Thèse : Visioconférence et enseignement supérieur :

le processus d’innovation, des expérimentations aux usages

 

Cette recherche porte sur les utilisations de la visioconférence dans l’enseignement supérieur français, dans les années 90. Ces utilisations, généralement mises en œuvre grâce à des partenariats entre des acteurs de l’offre technique et des acteurs éducatifs, participent à la fois à un processus d’innovation technique et à un processus d’innovation éducative. Nous montrons que le processus d’innovation technique, allant de la conception et de l’expérimentation de prototypes aux utilisations de réseaux techniques et de terminaux en série, se caractérise par la recherche de modalités de convergence multimédia selon les logiques sociales des filières dominantes (les télécommunications et l’informatique). En revanche, le processus d’innovation éducative, allant des expérimentations éducatives (visant le changement pédagogique, organisationnel ou institutionnel) aux usages, se caractérise par l’emprise de la communication comme idéologie et technique de gestion du social.

 

L’objectif principal de la thèse est d’articuler la   conception et l’expérimentation d’un prototype avec sa stabilisation comme produit en série et son utilisation. Nous étudions trois prototypes, issus de la recherche et du développement du Centre National d’Etudes des Télécommunications. Nous montrons quel sont les modèles d’usager idéal intégrés par les concepteurs dans ces prototypes de visioconférence et comment les utilisateurs éducatifs tentent d’adapter ces modèles à leurs propres contextes d’usage. S’ensuivent des négociations et conflits entre concepteurs et utilisateurs, suite auxquels les modèles d’usager inscrit dans le dispositif technique, ainsi que les fonctionnalités techniques, sont modifiés.

Nous montrons également comment la médiation entre l’innovation technique et l’innovation éducative, entre innovateurs techniques et innovateurs éducatifs, est réalisée par quatre catégories d’usagers:

-                   les usagers-concepteurs, utilisateurs disposant de compétences techniques, les amenant à participer directement au processus d’innovation technique. Ce sont généralement des enseignants-ingénieurs spécialisés dans l’informatique. En partenariat avec des acteurs techniques, ils testent des modalités de convergence entre les télécommunications et l’informatique ;

-                   les usagers-leaders, promoteurs de l’extension d’un réseau d’utilisateurs, selon la stratégie des acteurs techniques ou du financeur ;

-                   les usagers-intermédiaires, responsables de projet ou chargés de mission dans les établissements utilisateurs, rendant possible l’opérationnalité des partenariats entre les acteurs de l’offre technique et les acteurs éducatifs ;

-                   les usagers-techniciens, ingénieurs et techniciens des services communs audiovisuels ou informatiques des universités. 

 

Nous notons, dans le champ éducatif, l’émergence d’usages isolés et la généralisation des expérimentations – à la fois éducatives et techniques. Cherchant à expliquer cette généralisation, nous observons l’institutionnalisation de l’innovation éducative et la professionnalisation de l’expérimentation technique. Celle-ci est due à des acteurs éducatifs, usagers-concepteurs participant directement au processus d’innovation technique.
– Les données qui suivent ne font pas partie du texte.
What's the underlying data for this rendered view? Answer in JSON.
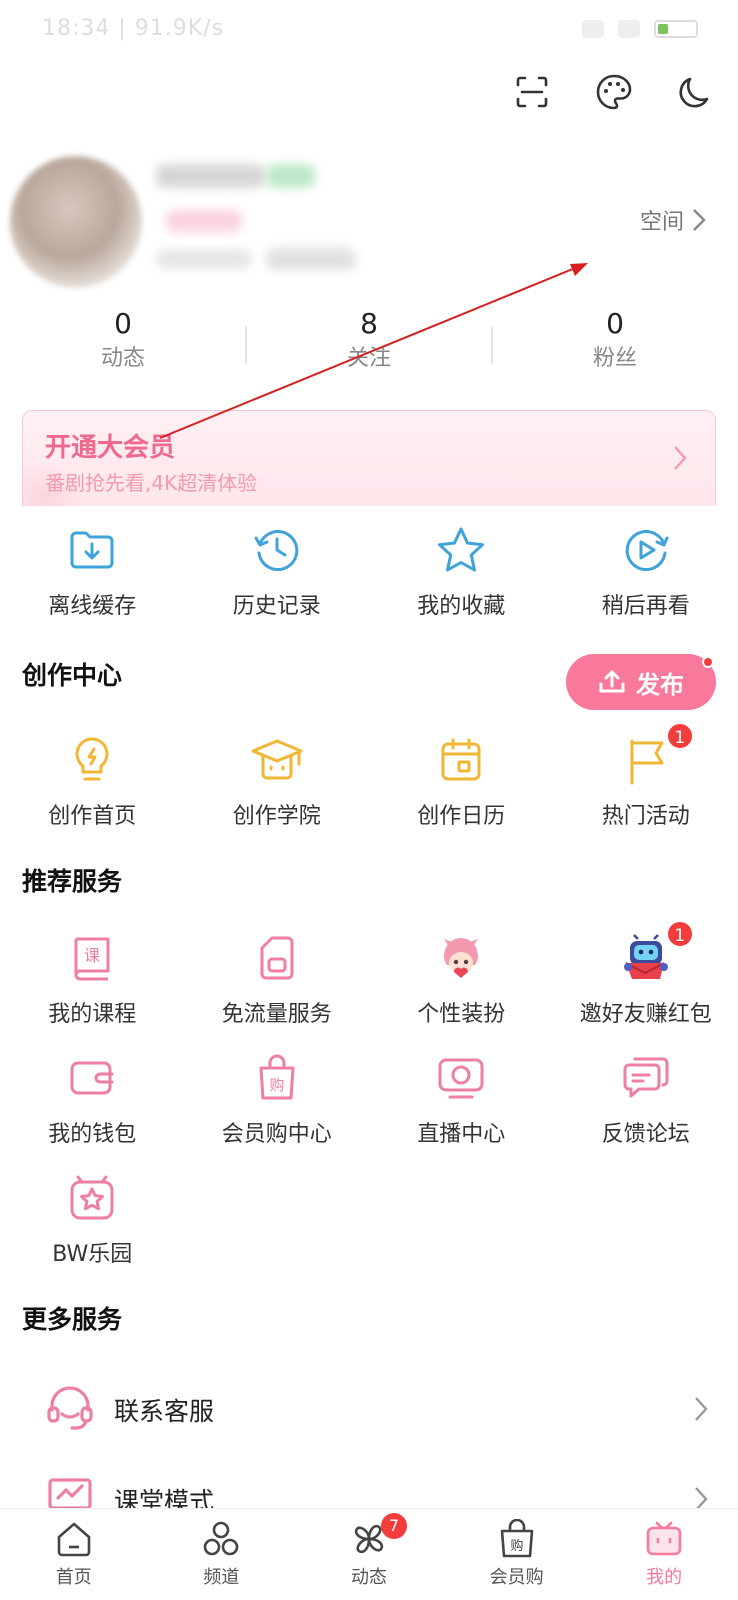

Les utilisations auto-référentielles, dont le contenu porte sur le dispositif technique utilisé, sont symptomatiques de ces tendances. Leur essor témoigne de l’émergence d’une nouvelle configuration éducative définie par la prévalence de la formation professionnalisante et de la recherche technologique, dans une optique de développement économique et d’aménagement du territoire. Ce sont d’ailleurs les collectivités locales qui ont rendu possibles les premières expérimentations techniques et éducatives de la visioconférence.